Blackman Window: Superior Noise Suppression but Limited Generalization
The Blackman window, known for its excellent side-lobe suppression, performed well in training but showed lower recall and F1-scores on the test data, particularly for rarer classes like V and Q.
No Window: Moderate Performance Across Metrics
The absence of a window function resulted in lower F1-scores and recall, particularly for smaller classes (Q and V). This outcome highlights the importance of preconditioning ECG signals with window functions to reduce spectral leakage and enhance classification performance.

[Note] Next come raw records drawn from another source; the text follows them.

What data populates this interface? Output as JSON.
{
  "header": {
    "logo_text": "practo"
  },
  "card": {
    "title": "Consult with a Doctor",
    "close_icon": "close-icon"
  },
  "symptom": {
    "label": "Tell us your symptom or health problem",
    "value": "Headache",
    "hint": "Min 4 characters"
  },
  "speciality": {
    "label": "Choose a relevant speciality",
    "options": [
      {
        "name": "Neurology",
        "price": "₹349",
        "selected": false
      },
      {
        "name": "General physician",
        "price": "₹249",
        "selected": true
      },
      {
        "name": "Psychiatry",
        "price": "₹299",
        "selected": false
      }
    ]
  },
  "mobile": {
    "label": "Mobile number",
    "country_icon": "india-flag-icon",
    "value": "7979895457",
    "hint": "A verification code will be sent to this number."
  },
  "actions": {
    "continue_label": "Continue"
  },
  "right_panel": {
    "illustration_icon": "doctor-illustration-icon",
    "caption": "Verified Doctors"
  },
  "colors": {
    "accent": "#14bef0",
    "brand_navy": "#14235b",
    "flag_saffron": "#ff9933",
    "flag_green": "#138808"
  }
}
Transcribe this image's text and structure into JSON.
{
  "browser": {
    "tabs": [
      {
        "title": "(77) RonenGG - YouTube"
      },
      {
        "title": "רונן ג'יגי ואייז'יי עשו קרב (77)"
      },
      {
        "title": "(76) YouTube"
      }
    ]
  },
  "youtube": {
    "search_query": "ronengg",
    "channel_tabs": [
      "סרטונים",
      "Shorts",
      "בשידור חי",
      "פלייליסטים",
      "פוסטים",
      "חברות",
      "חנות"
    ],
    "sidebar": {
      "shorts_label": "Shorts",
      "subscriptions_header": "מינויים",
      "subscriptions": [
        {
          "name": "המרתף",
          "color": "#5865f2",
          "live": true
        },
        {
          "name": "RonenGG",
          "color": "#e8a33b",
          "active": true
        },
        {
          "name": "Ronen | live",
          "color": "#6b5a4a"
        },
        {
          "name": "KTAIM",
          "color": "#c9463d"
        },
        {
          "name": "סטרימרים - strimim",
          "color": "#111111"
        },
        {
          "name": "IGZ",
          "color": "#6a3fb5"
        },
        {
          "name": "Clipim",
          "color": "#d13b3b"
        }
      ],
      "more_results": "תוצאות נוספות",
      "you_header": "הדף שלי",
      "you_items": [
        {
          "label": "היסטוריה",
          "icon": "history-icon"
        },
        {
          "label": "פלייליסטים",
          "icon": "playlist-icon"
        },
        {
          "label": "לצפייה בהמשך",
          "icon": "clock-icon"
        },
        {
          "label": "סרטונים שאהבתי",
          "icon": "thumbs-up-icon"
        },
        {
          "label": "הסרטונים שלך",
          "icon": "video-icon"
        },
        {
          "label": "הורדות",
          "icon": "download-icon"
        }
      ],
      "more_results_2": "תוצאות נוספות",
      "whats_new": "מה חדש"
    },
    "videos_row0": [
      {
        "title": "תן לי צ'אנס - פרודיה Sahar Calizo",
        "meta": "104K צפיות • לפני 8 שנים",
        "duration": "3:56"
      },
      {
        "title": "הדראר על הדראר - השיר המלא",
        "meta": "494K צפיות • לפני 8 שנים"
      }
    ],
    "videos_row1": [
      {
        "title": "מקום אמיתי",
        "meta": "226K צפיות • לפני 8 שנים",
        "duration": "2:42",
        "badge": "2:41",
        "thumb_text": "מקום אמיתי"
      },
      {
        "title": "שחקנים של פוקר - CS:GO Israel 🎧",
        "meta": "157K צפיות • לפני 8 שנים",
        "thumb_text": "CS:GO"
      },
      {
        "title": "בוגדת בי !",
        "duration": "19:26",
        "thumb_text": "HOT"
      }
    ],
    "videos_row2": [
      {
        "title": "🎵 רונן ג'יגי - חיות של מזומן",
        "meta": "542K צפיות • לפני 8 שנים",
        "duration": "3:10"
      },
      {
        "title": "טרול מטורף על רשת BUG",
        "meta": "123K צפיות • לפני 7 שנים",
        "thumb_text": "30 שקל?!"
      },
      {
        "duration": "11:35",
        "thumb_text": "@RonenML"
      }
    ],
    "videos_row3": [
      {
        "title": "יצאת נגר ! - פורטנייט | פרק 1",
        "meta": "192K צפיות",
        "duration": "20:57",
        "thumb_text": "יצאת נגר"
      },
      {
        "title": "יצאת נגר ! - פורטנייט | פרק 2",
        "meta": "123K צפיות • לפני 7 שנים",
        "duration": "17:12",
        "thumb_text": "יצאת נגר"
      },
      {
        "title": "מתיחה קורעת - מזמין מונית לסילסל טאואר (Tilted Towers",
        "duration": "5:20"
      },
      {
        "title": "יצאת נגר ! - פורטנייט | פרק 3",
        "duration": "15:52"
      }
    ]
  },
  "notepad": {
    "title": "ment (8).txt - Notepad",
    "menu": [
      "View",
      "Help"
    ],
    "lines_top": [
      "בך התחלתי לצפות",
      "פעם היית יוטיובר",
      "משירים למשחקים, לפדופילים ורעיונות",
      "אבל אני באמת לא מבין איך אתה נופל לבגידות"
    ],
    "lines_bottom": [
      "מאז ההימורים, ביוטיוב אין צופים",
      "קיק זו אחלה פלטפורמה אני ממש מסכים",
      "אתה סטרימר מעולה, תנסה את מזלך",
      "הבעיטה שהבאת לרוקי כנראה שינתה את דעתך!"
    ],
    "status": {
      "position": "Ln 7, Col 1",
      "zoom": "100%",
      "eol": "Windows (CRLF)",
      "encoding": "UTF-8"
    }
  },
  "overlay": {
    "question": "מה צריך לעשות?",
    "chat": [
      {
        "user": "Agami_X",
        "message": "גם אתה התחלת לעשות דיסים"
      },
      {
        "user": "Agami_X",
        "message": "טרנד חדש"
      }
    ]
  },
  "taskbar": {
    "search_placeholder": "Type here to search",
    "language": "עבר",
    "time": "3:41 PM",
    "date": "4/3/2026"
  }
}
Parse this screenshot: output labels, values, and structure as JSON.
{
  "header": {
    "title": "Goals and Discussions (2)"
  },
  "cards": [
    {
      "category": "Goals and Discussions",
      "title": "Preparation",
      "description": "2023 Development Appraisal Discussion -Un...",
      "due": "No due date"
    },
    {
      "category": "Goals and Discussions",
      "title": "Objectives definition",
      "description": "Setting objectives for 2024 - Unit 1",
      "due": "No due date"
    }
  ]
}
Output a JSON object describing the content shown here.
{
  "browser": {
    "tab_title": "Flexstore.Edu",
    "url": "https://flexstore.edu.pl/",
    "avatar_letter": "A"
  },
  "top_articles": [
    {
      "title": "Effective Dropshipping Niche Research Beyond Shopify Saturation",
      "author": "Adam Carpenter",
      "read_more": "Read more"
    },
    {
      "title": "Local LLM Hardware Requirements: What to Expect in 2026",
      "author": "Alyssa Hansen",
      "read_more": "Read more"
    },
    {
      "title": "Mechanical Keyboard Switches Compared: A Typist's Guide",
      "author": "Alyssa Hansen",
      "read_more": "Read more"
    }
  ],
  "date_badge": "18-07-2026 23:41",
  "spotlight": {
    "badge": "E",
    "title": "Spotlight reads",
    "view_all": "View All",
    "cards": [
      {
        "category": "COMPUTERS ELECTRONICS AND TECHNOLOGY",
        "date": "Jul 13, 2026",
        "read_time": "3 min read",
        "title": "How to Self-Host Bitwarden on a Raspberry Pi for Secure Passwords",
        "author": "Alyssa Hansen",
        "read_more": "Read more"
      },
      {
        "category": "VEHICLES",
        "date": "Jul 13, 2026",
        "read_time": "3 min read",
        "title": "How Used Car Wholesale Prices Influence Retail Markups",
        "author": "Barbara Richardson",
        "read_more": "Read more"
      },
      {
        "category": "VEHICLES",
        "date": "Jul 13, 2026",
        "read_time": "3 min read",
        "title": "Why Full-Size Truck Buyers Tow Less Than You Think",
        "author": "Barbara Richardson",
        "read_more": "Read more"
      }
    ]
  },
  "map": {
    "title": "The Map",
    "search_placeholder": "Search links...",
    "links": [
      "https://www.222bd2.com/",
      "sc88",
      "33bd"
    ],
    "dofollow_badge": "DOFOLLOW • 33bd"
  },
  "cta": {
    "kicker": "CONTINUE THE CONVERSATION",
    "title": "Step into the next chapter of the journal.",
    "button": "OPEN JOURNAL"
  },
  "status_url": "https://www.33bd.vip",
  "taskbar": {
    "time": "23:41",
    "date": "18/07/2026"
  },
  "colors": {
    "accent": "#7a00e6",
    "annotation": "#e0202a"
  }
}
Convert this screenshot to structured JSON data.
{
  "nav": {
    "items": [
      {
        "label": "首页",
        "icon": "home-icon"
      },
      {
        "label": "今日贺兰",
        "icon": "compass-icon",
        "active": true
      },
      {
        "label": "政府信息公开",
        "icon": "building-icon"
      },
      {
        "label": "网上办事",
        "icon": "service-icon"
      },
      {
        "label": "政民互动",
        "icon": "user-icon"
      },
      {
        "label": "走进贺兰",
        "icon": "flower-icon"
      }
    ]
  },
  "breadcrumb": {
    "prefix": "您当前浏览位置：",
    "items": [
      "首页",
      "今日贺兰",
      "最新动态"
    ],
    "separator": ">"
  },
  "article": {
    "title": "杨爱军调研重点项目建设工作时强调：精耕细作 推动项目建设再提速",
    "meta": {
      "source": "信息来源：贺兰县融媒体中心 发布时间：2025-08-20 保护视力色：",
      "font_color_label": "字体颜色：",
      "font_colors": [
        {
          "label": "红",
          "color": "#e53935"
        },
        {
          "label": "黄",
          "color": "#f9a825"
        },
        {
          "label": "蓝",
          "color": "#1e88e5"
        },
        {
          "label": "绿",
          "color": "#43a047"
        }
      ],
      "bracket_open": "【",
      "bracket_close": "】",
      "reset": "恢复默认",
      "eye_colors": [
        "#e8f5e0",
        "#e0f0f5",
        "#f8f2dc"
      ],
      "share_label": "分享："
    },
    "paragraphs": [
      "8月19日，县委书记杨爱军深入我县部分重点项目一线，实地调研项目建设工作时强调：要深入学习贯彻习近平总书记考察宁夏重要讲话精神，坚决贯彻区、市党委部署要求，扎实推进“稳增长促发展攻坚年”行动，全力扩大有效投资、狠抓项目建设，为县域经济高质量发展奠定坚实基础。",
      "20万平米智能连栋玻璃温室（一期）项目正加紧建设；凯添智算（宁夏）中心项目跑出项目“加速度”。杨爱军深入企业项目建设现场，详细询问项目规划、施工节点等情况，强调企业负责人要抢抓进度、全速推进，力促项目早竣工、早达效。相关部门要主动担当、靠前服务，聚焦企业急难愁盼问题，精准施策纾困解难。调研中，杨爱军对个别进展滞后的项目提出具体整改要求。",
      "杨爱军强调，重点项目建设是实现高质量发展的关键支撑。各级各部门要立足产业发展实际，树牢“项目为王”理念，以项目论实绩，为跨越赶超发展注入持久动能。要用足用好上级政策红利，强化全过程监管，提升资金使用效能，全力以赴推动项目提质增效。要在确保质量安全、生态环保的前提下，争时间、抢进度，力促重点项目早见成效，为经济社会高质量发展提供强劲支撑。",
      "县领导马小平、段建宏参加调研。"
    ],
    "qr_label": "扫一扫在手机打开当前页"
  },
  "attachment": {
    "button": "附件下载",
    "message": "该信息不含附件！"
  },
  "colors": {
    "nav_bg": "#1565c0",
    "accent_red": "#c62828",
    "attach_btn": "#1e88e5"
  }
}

4.2. Class-Specific Observations

Normal beats (F-class) consistently achieved the highest precision, recall, and F1-scores across all window types due to their abundance in the dataset. Rare Classes (Q-class) exhibited low recall and F1-scores across all window types, indicating that class imbalance remains a challenge despite the use of FIR filters. The performance for Q-class was especially poor on the test set, with zero recall and precision in some cases. PVC beats (V-class) showed improved detection when using the Hamming and Hann windows, but struggled with the Blackman window on unseen test data.

4.3. Implications

The results suggest that Hamming and Hann windows are the most suitable for ECG signal analysis, with Hamming performing better for smaller classes and Hann providing consistent results across all classes. The Blackman window, while effective for noise suppression, may require further regularization techniques to reduce overfitting. The use of no window function is not recommended, as it led to poorer model performance due to the lack of leakage control. The findings highlight the importance of selecting appropriate window functions during preprocessing to ensure that the deep learning models receive high-quality input signals. This is especially relevant in clinical settings, where accurate detection of rare cardiac events can significantly impact patient outcomes.

4.4. Limitations and Future Work

Although this study provides valuable insights, further research is needed to address the class imbalance problem observed in the detection of rare ECG events. Additionally, exploring adaptive windowing techniques that dynamically adjust window parameters based on the signal characteristics could further enhance model performance. Future work could also investigate the impact of other window functions or hybrid filtering methods on different types of ECG signals to optimize classification accuracy across all conditions.

Author Contributions

N.P.M.: Conceptualization, Data analysis, Writing—review and editing; H.O.: Review and editing. All authors have read and agreed to the published version of the manuscript.

Funding

This research received no external funding.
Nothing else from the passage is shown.